Erano gli anni in cui il Corso si trasformava di notte, come d'incanto, in una pista automobilistica. Nell'aria si alzava acre l'odore di olio, gomma bruciata e benzina combusta. Auto tappezzate di decalcomanie autoadesive, con il cofano attraversato da saettanti fasce a scacchiera o bande rosse, marmitte con i terminali cromati, sancivano, in quegli anni, dove la gente lavava in continuazione nei prati la macchina, lucidando ben bene, come alamari, le parti cromate, l'epopea del distacco dagli anni bui della guerra e si protendevano, con un anelito di libertà, verso il futuro benessere.
Novelli Nuvolari, che su piazze deserte provavano il brivido dell'acceleratore. Erano automobili in fuga, Fiat Cinquecento pilotate in audaci testa e coda che facevano ribaltare la vettura sul pavè, e subito si formava un capannello di mani, un tripudio di braccia tese che giravano l'utilitaria, riportandola al suo assetto di guida, che ripartiva poi veloce, lasciando una rugiada di cristalli sul selciato. E via, verso altri percorsi di sfida, tracciati immaginari di una generazione in crescita.
L'auto, nel suo divenire, diventava il mezzo di crescita sociale, annullava le distanze, generava nuove competizioni. Testate spianate, valvole smerigliate e marmitte cromate, erano i nuovi simboli di sfide, non più al biliardo, o al tavolo verde, ma in un immaginario tecnologico coniugato dalla destrezza, dal colpo d'occhio, dal piede premuto e dalla velocità.

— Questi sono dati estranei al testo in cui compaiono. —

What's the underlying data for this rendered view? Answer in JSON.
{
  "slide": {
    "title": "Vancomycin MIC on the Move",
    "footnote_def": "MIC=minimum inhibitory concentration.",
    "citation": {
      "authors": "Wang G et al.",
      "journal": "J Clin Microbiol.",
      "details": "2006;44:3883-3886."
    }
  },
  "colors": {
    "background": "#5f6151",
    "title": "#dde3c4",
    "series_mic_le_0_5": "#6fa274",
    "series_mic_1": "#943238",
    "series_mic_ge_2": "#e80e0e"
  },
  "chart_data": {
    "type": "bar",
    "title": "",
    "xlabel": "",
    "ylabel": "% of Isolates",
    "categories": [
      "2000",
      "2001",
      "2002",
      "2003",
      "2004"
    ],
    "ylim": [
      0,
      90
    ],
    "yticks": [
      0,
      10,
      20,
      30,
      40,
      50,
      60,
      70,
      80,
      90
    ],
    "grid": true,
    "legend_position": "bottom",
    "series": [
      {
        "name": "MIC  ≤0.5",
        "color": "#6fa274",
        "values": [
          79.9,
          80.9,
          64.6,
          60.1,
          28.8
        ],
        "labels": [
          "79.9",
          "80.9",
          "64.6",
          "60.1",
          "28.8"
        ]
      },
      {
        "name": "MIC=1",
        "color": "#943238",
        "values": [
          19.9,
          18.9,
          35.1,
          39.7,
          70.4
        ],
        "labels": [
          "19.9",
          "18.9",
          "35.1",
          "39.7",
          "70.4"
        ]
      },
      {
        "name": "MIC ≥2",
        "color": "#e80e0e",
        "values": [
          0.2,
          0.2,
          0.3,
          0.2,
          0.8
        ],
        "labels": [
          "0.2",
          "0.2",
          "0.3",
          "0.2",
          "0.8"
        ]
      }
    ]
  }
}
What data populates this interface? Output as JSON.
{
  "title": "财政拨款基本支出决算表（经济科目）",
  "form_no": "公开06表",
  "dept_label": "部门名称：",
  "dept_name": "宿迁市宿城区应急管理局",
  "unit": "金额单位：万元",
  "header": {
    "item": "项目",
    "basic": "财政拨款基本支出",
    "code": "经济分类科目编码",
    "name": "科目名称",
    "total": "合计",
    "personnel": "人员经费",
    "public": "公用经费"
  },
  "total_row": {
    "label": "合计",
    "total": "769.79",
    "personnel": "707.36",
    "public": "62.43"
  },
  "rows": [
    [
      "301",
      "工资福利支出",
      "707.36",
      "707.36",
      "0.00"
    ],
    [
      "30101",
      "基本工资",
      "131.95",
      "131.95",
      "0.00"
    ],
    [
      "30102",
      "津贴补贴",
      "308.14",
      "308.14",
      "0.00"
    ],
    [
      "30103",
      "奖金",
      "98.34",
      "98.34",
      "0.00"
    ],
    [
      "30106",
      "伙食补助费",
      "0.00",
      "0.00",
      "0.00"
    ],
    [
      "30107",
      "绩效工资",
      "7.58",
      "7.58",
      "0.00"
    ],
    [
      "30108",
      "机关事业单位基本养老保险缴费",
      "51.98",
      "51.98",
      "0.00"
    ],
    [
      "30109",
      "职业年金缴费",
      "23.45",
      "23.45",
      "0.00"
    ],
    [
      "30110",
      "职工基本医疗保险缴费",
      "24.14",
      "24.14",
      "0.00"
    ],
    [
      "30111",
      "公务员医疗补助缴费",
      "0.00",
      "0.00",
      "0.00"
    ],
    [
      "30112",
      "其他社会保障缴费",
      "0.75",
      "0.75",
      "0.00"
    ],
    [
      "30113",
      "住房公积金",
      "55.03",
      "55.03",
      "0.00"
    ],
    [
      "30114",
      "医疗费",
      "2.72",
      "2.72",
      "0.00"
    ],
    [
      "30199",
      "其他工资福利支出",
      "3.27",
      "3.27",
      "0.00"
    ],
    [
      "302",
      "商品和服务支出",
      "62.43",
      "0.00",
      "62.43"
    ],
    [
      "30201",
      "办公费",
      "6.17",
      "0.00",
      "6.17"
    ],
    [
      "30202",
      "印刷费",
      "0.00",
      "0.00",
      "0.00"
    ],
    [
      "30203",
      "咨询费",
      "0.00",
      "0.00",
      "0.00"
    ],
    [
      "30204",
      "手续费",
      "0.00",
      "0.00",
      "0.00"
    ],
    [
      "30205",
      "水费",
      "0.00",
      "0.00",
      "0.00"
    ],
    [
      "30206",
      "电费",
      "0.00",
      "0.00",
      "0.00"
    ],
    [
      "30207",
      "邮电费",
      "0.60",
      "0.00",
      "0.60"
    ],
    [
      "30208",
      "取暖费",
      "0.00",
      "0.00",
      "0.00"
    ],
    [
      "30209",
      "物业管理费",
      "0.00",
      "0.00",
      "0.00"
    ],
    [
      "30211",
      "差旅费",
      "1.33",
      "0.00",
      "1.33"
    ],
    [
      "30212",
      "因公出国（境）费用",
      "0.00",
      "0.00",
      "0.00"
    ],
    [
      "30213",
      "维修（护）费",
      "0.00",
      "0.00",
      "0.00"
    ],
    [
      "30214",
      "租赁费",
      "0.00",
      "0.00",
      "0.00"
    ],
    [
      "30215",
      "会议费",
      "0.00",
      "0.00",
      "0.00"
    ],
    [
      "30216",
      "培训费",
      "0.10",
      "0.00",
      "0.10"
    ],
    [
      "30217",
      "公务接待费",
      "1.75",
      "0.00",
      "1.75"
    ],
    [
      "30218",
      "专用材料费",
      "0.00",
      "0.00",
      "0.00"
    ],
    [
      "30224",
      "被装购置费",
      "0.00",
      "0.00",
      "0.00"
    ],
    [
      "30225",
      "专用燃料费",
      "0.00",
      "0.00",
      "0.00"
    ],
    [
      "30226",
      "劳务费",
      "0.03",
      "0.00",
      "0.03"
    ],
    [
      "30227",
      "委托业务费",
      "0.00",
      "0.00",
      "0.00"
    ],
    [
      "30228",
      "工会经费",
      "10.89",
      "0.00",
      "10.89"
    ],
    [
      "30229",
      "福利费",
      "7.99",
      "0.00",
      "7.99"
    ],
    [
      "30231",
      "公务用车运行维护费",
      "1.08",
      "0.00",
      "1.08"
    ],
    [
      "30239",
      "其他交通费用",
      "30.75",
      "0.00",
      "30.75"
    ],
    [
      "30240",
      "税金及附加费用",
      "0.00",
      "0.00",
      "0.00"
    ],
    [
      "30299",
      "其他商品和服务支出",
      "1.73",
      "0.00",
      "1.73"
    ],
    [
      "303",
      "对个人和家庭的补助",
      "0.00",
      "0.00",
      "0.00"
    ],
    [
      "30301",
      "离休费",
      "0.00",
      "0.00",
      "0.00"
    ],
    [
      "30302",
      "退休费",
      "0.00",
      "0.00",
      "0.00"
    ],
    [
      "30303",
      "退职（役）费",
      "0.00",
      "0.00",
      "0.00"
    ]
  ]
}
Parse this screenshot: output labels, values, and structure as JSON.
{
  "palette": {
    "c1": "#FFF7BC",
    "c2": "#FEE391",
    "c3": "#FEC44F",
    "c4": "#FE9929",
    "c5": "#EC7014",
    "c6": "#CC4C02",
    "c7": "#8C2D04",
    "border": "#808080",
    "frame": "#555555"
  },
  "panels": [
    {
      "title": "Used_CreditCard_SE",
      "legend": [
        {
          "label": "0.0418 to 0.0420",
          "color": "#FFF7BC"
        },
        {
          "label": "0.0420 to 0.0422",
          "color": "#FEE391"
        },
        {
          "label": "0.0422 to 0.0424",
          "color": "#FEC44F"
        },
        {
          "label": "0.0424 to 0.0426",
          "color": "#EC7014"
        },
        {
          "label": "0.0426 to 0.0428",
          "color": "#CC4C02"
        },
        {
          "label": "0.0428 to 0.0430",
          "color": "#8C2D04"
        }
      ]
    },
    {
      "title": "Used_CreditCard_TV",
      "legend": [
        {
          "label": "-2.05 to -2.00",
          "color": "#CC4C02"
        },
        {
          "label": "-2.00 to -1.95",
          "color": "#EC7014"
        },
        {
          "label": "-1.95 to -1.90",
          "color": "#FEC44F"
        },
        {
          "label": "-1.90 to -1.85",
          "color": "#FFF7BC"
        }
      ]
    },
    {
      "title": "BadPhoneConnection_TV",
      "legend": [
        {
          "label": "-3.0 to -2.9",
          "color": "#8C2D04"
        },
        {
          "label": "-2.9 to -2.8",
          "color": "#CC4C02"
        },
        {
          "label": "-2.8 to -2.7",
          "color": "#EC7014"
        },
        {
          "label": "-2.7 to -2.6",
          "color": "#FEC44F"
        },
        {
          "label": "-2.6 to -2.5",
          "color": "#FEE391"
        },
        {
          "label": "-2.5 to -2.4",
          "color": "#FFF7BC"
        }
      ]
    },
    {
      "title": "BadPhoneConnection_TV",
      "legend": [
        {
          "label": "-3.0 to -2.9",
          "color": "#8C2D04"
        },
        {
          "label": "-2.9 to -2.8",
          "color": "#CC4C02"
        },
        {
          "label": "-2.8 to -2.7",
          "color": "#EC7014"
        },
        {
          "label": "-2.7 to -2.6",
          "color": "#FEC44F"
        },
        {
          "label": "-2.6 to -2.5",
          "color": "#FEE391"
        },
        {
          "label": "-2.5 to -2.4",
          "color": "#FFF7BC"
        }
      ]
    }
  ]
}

Anche i balli all'aperto, dove le famiglie si riunivano la sera, creavano un'atmosfera scanzonata, gioia di vivere, un guizzo propulsivo che si stempererà negli anni a venire. È in questo periodo che nascono e perdurano sino agli anni settanta leggende che ruotano attorno a personaggi singolari, inconsueti. Una Città che sfuma e si dissolve nel lontano passato.